Es gab zwei ausschlaggebende Punkte dieses Forschungsprojekt aufzustellen. Allem voran sollte es um die Bedeutung von Wissensbeziehungen gehen. Das Wissen dazu ist am Orient Institut Beirut situiert, unter der Direktion von Frau Prof. Dr. Birgit Schäbler, die mehrere Projekte zum Thema Beziehungen initiierte und heute noch leitet. Ausschlaggebend war außerdem die Tatsache, dass die Archive in Osteuropa zugänglich gemacht worden sind. So gab es endlich Zugang zu Material, das bis dato unter Verschluss stand. Frau Schäbler wollte die Wissensbeziehungen zwischen zwei Regionen erforschen. Namentlich die sozialistischen Länder, welche unter dem Warschauer Pakt zusammenkamen und die arabische Welt, bzw. die WANA-Region. Der wissenschaftliche Ansatz war ein sozial-historischer zu Beziehungen, konkreter zu Wissensbeziehungen. Wie wird Wissen im Kontext dieser beiden Regionen definiert? Wie wird Wissen durch Institute wie Universitäten, aber auch durch individuelle Lebenserfahrungen geformt?

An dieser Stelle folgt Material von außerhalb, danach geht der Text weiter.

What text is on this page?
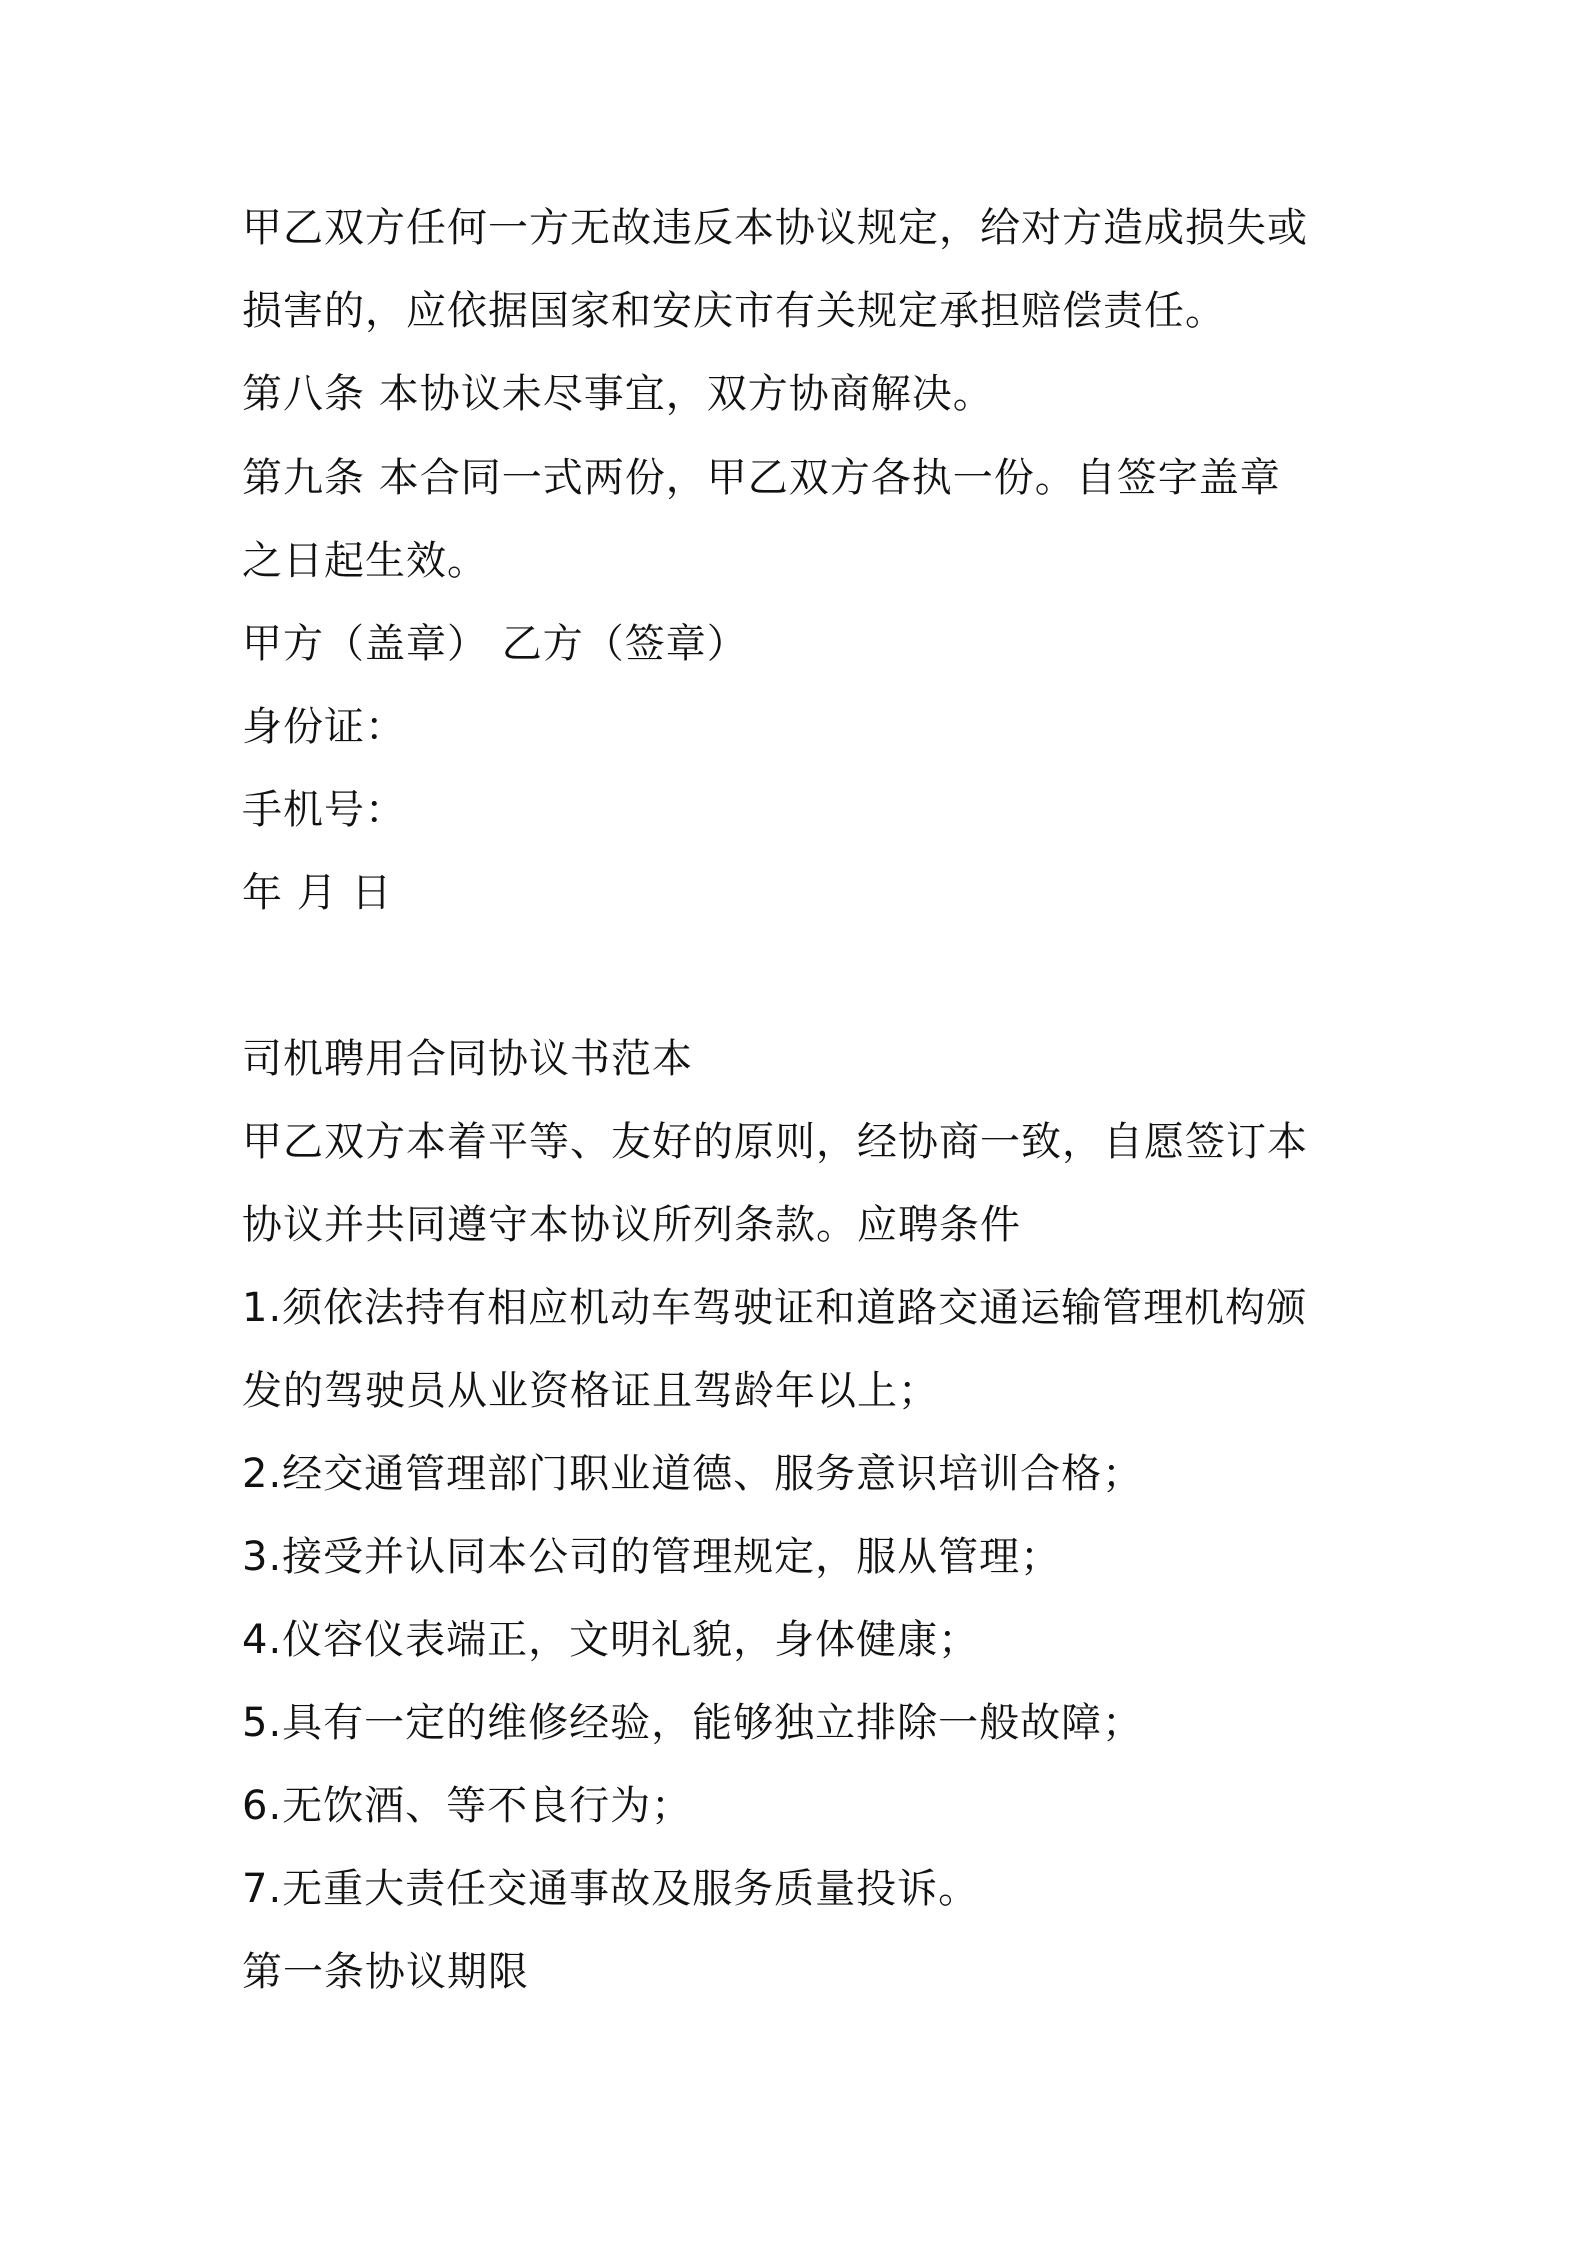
甲乙双方任何一方无故违反本协议规定，给对方造成损失或
损害的，应依据国家和安庆市有关规定承担赔偿责任。
第八条 本协议未尽事宜，双方协商解决。
第九条 本合同一式两份，甲乙双方各执一份。自签字盖章
之日起生效。
甲方（盖章） 乙方（签章）
身份证：
手机号：
年 月 日
司机聘用合同协议书范本
甲乙双方本着平等、友好的原则，经协商一致，自愿签订本
协议并共同遵守本协议所列条款。应聘条件
1.须依法持有相应机动车驾驶证和道路交通运输管理机构颁
发的驾驶员从业资格证且驾龄年以上；
2.经交通管理部门职业道德、服务意识培训合格；
3.接受并认同本公司的管理规定，服从管理；
4.仪容仪表端正，文明礼貌，身体健康；
5.具有一定的维修经验，能够独立排除一般故障；
6.无饮酒、等不良行为；
7.无重大责任交通事故及服务质量投诉。
第一条协议期限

Welchen Einfluss haben hier persönliche Kontakte, wie Freundschaften, Liebe, Kultur oder Lebensweisen? Wie entwickelten und veränderten sich die Wissensbeziehungen? Wie sehen sie heute aus? Dies war das Projekt, Mobilitäten von Menschen zu charakterisieren, aber vor Allem die Mobilität von Wissen und alles, was daraus resultiert.
Welcher Forschungsfrage sind Sie in diesem Projekt nachgegangen?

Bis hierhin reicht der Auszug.